What to watch for today
Britain votes. Against the background of a slowing economy, the Conservative Party is likely to edge out Labour. But the Tories may not hold on to power: With no party expected to win an outright majority, it all depends who can cobble together a workable coalition. The anti-immigrant UKIP is likely to get thumped.
Alibaba earnings could be ugly. The Chinese e-commerce company reports quarterly results amid a slowdown in growth which has driven shares below their September IPO levels and cost investors $70 billion. CEO Jack Ma has instituted a hiring freeze and admitted that the company grew ”too quickly.“
The US Senate votes on Iran. Republicans expect that a bill that lets Congress review any nuclear deal will to pass resoundingly, despite sings signs last week that it might get torpedoed (inadvertently, by even more zealous Republicans).
While you were sleeping
Tesla’s quarterly loss widened. The electric car company reported a first-quarter net loss of $154.2 million, from a loss of $49.8 million a year earlier, but beat expectations on an earnings-per-share basis. CEO Elon Musk touted high demand for its recently-unveiled home batteries, which he described as having “gone super-viral,” and said the company’s cash flow should turn positive later this year.
Japan’s service sector rebounded. The Markit purchasing managers’ index returned to growth in April, rising to 51.3 from 48.4 in March. That puts the service sector back in expansionary mode, a welcome relief for a government trying to boost inflation and consumer spending.
Australia’s jobless rate rose. The number of employed people dropped by 2,900 in April, against expectations of a 4,000-person rise, despite the central bank lowering its base rate to a record-low 2%. The jobless rate rose to 6.2%, from 6.1% earlier.

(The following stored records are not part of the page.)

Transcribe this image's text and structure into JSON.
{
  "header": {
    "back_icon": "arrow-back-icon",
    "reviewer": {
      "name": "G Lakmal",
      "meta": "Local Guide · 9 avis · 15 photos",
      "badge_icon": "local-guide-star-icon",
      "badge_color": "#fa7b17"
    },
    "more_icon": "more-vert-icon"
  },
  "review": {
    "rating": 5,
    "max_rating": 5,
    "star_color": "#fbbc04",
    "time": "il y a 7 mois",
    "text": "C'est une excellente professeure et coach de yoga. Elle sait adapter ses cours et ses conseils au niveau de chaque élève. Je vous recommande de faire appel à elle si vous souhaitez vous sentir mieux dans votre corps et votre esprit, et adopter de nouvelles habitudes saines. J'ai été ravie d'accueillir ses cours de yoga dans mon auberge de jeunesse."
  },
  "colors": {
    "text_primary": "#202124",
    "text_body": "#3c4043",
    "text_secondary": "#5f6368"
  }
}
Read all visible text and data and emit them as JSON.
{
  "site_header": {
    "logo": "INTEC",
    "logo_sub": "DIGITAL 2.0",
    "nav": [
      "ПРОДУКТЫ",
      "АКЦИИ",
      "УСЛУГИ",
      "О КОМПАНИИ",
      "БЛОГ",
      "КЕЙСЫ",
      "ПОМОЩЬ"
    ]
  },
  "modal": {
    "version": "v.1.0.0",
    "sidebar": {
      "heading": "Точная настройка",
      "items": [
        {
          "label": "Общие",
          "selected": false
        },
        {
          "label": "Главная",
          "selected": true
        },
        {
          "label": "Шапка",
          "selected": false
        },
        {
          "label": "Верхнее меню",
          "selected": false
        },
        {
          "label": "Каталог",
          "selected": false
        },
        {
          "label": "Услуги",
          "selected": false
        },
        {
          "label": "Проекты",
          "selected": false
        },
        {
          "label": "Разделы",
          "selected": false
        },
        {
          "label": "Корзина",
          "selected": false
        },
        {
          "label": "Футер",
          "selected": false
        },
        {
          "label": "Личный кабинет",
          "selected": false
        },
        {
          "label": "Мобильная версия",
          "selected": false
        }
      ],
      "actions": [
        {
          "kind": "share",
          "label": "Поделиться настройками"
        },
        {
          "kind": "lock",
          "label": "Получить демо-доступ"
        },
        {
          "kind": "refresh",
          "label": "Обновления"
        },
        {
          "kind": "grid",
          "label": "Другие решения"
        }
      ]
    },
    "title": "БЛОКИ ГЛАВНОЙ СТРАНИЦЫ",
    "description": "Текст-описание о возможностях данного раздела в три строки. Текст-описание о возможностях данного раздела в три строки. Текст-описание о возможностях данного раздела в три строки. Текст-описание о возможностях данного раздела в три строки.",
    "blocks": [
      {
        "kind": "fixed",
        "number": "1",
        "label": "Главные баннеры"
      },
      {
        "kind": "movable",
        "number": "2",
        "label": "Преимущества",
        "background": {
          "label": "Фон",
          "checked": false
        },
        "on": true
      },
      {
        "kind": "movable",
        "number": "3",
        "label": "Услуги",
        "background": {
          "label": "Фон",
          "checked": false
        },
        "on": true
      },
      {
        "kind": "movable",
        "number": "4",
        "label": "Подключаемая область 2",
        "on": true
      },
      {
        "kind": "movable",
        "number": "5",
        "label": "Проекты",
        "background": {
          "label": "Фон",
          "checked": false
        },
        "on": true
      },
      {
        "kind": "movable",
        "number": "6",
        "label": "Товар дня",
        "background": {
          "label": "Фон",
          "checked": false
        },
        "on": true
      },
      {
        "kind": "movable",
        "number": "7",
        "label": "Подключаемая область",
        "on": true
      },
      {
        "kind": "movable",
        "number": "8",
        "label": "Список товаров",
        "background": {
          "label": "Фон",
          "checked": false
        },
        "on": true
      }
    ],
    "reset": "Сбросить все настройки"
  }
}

Yemen called on the UN for ground support. The country’s ambassador to the UN cited a case in which Houthi rebels killed at least 32 people trying to flee Aden. The rebels, who have forced the president into exile, appear to be advancing on key sites despite Saudi Arabia-led airstrikes.
Binyamin Netanyahu formed a government in the nick of time. Six weeks after the election and an hour before the deadline, Israel’s prime minister managed to forge a coalition with last-minute support from the Jewish Home party. With just 61 of 120 Knesset seats, the heavily right-leaning government could be unstable and prone to clashes with the US and Europe.
Quartz obsession interlude
Shelly Banjo on a company that believes millennials will break America’s addiction to credit cards. “Affirm is a new type of online lender that lets shoppers buy things like televisions and mattresses from online retailers at the point of sale and pay for them over time through a set payment plan. Unlike with layaway programs, shoppers receive their goods right away.” Read more here.
Matters of debate
Europe should open up to migrants. Open doors tend to be revolving ones (paywall) that supply economies with fresh labor.
China’s labor slowdown doesn’t spell the end. Productivity in the countryside can finally increase (paywall).
Don’t believe the hype about NASA’s warp drive. Interstellar travel is still too good to be true.
The “Africa rising” narrative isn’t very convincing. A lot of investors are lukewarm on the idea.
Academic peer review may do more harm than good. The slow, flawed process can undermine good science.
Millions of non-Brits can vote in today’s election. Legal UK residents from the Commonwealth or Ireland are welcome to participate.
A woman used a Pizza Hut app to end a hostage situation. She told her threatening boyfriend she was only ordering pizza.
Saudi Arabia has a secret speed metal band. Al Namrood members risk 100 lashes if they are found playing ”the devil’s music.”
It’s not only dictators who rule forever. Some US CEOs have been in their jobs for decades. (paywall).